Friday, August 11, 2006

A bottleneck of mouthwash

The New York Times' editorial page today expressed an old idea (username and password for access to the free online portions of NYT required) in a new, refreshing way. The Times' candor spoke for me, anyway, and, I imagine, managed to communicate a sentiment coursing through many Americans' veins. And that sentiment goes something like this: Stop labeling ordinary, everyday Democratic voters as political operatives of the highest liberal-commie order who would rather capitulate to crazy suicide bombers than uphold our national ideals. Divisive politics no longer cut down our national fabric in the abstract sense; they destroy our nation in the tangible sense. Our five-year-old War on Terror demands cooperation. Now.

The message is obvious to anyone who wants the United States to retain any positive remnants left of its international reputution, and the sentiment that we need to work together in this War on Terror ought to be anything but novel. And, yet, such are the United States' circumstances, forcing us to consider uncomfortable questions and realities: How much more obvious will neoconservatives' meanspirited, downright dangerous political games need to become before the Bush regime finally loses political power? We could argue that they've already lost political power and now merely cling to pure and simple power.

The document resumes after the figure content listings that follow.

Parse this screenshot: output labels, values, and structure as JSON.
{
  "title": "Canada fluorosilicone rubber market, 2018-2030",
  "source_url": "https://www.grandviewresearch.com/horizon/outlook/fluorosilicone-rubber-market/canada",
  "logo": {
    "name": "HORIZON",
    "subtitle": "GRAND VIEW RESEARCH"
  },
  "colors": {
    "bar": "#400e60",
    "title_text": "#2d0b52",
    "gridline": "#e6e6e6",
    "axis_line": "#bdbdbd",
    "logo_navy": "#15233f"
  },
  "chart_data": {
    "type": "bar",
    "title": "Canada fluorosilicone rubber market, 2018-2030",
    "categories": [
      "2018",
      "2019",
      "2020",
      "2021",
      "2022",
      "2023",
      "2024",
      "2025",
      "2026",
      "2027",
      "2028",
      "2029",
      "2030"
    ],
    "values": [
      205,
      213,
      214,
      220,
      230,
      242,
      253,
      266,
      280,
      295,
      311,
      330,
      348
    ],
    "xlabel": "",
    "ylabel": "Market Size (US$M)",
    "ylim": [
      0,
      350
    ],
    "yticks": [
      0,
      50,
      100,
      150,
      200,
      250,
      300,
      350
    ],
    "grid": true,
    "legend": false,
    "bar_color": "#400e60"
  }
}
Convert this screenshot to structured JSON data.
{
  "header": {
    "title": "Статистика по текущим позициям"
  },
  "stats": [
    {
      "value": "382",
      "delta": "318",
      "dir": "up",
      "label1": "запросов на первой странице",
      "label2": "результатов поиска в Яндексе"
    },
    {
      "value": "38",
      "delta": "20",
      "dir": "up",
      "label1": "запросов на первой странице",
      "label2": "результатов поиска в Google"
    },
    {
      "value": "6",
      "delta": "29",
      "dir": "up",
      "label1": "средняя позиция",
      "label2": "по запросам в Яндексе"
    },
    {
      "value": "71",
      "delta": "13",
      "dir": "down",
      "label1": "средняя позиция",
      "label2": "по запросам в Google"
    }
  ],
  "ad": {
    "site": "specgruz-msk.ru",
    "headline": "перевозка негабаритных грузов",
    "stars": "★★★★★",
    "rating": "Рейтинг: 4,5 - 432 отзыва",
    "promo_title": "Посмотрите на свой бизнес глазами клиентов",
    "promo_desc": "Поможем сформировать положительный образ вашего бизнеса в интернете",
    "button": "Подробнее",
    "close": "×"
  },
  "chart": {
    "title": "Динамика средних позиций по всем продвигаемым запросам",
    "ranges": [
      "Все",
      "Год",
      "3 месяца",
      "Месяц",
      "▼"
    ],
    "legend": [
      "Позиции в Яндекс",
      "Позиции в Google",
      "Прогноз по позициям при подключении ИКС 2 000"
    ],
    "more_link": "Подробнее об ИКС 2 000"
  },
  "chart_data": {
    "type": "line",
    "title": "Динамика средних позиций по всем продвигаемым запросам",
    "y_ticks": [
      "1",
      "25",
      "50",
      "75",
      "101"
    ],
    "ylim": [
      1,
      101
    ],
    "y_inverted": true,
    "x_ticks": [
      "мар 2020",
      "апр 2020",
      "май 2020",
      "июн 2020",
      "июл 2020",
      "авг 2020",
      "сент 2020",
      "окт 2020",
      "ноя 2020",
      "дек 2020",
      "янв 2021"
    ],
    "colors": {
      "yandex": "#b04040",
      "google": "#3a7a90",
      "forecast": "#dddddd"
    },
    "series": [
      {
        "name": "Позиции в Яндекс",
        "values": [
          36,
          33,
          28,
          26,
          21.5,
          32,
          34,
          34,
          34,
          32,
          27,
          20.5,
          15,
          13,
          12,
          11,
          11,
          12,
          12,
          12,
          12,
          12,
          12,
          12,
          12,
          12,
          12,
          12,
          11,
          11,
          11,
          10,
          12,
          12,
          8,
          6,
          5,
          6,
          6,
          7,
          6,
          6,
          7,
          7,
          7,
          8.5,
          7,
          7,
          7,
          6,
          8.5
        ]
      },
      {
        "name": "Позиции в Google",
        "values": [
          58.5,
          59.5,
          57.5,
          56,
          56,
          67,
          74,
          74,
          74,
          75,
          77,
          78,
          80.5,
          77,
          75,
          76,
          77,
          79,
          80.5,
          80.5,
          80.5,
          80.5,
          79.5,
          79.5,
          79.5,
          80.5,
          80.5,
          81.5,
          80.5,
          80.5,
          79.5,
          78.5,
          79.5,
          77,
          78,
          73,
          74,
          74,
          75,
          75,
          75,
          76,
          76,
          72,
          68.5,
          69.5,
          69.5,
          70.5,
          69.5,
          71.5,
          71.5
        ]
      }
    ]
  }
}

What, then, will they do to retain their grip on this baser, raw power? The cynical among us would say we got the light beer version yesterday when air traffic bottlenecked over fears that little Lisa's bottle of Listerine® might in fact be a bomb.

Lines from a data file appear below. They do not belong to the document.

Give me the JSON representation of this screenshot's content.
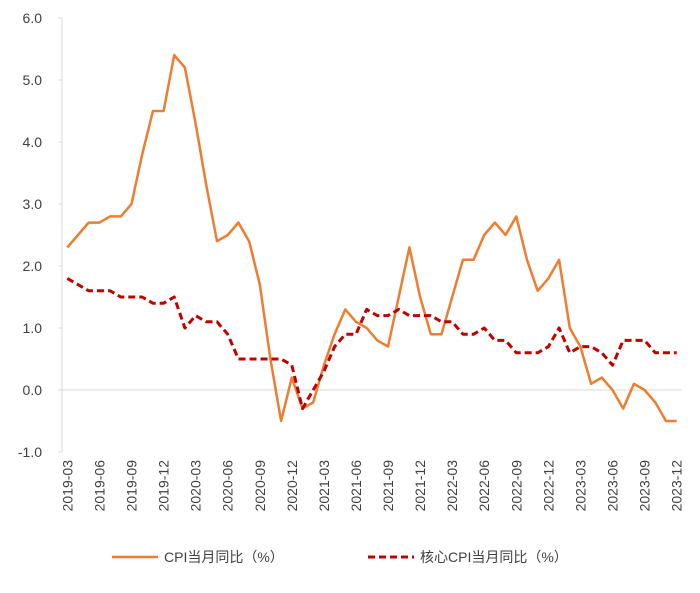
{
  "chart_data": {
    "type": "line",
    "categories": [
      "2019-03",
      null,
      null,
      "2019-06",
      null,
      null,
      "2019-09",
      null,
      null,
      "2019-12",
      null,
      null,
      "2020-03",
      null,
      null,
      "2020-06",
      null,
      null,
      "2020-09",
      null,
      null,
      "2020-12",
      null,
      null,
      "2021-03",
      null,
      null,
      "2021-06",
      null,
      null,
      "2021-09",
      null,
      null,
      "2021-12",
      null,
      null,
      "2022-03",
      null,
      null,
      "2022-06",
      null,
      null,
      "2022-09",
      null,
      null,
      "2022-12",
      null,
      null,
      "2023-03",
      null,
      null,
      "2023-06",
      null,
      null,
      "2023-09",
      null,
      null,
      "2023-12"
    ],
    "series": [
      {
        "name": "CPI当月同比（%）",
        "color": "#ED7D31",
        "dash": false,
        "values": [
          2.3,
          2.5,
          2.7,
          2.7,
          2.8,
          2.8,
          3.0,
          3.8,
          4.5,
          4.5,
          5.4,
          5.2,
          4.3,
          3.3,
          2.4,
          2.5,
          2.7,
          2.4,
          1.7,
          0.5,
          -0.5,
          0.2,
          -0.3,
          -0.2,
          0.4,
          0.9,
          1.3,
          1.1,
          1.0,
          0.8,
          0.7,
          1.5,
          2.3,
          1.5,
          0.9,
          0.9,
          1.5,
          2.1,
          2.1,
          2.5,
          2.7,
          2.5,
          2.8,
          2.1,
          1.6,
          1.8,
          2.1,
          1.0,
          0.7,
          0.1,
          0.2,
          0.0,
          -0.3,
          0.1,
          0.0,
          -0.2,
          -0.5,
          -0.5
        ]
      },
      {
        "name": "核心CPI当月同比（%）",
        "color": "#C00000",
        "dash": true,
        "values": [
          1.8,
          1.7,
          1.6,
          1.6,
          1.6,
          1.5,
          1.5,
          1.5,
          1.4,
          1.4,
          1.5,
          1.0,
          1.2,
          1.1,
          1.1,
          0.9,
          0.5,
          0.5,
          0.5,
          0.5,
          0.5,
          0.4,
          -0.3,
          0.0,
          0.3,
          0.7,
          0.9,
          0.9,
          1.3,
          1.2,
          1.2,
          1.3,
          1.2,
          1.2,
          1.2,
          1.1,
          1.1,
          0.9,
          0.9,
          1.0,
          0.8,
          0.8,
          0.6,
          0.6,
          0.6,
          0.7,
          1.0,
          0.6,
          0.7,
          0.7,
          0.6,
          0.4,
          0.8,
          0.8,
          0.8,
          0.6,
          0.6,
          0.6
        ]
      }
    ],
    "ylim": [
      -1.0,
      6.0
    ],
    "yticks": [
      {
        "value": -1.0,
        "label": "-1.0"
      },
      {
        "value": 0,
        "label": "0.0"
      },
      {
        "value": 1.0,
        "label": "1.0"
      },
      {
        "value": 2.0,
        "label": "2.0"
      },
      {
        "value": 3.0,
        "label": "3.0"
      },
      {
        "value": 4.0,
        "label": "4.0"
      },
      {
        "value": 5.0,
        "label": "5.0"
      },
      {
        "value": 6.0,
        "label": "6.0"
      }
    ],
    "grid": false,
    "legend": "bottom"
  }
}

Terrorists plan attacks on the West every day of the week. They work 24-7. Nobody doubts this, and for all their despicable aims, you've got to admire the irrationality that fuels their tenacity. But we have to wonder. We can be sure our intelligence and law enforcement agencies have cracked countless additional terrorists plots just as nefarious as this week's over the past five years. And we know many of these successful sting operations have matriculated behind the scenes without the attendant hoopla and hype.

We need to decide, as a nation, to put a stop to those who would capitalize on hype and hoopla over national security in the hopes that fear might prolong, in an election year, a monopoly on power in the most powerful superpower on earth.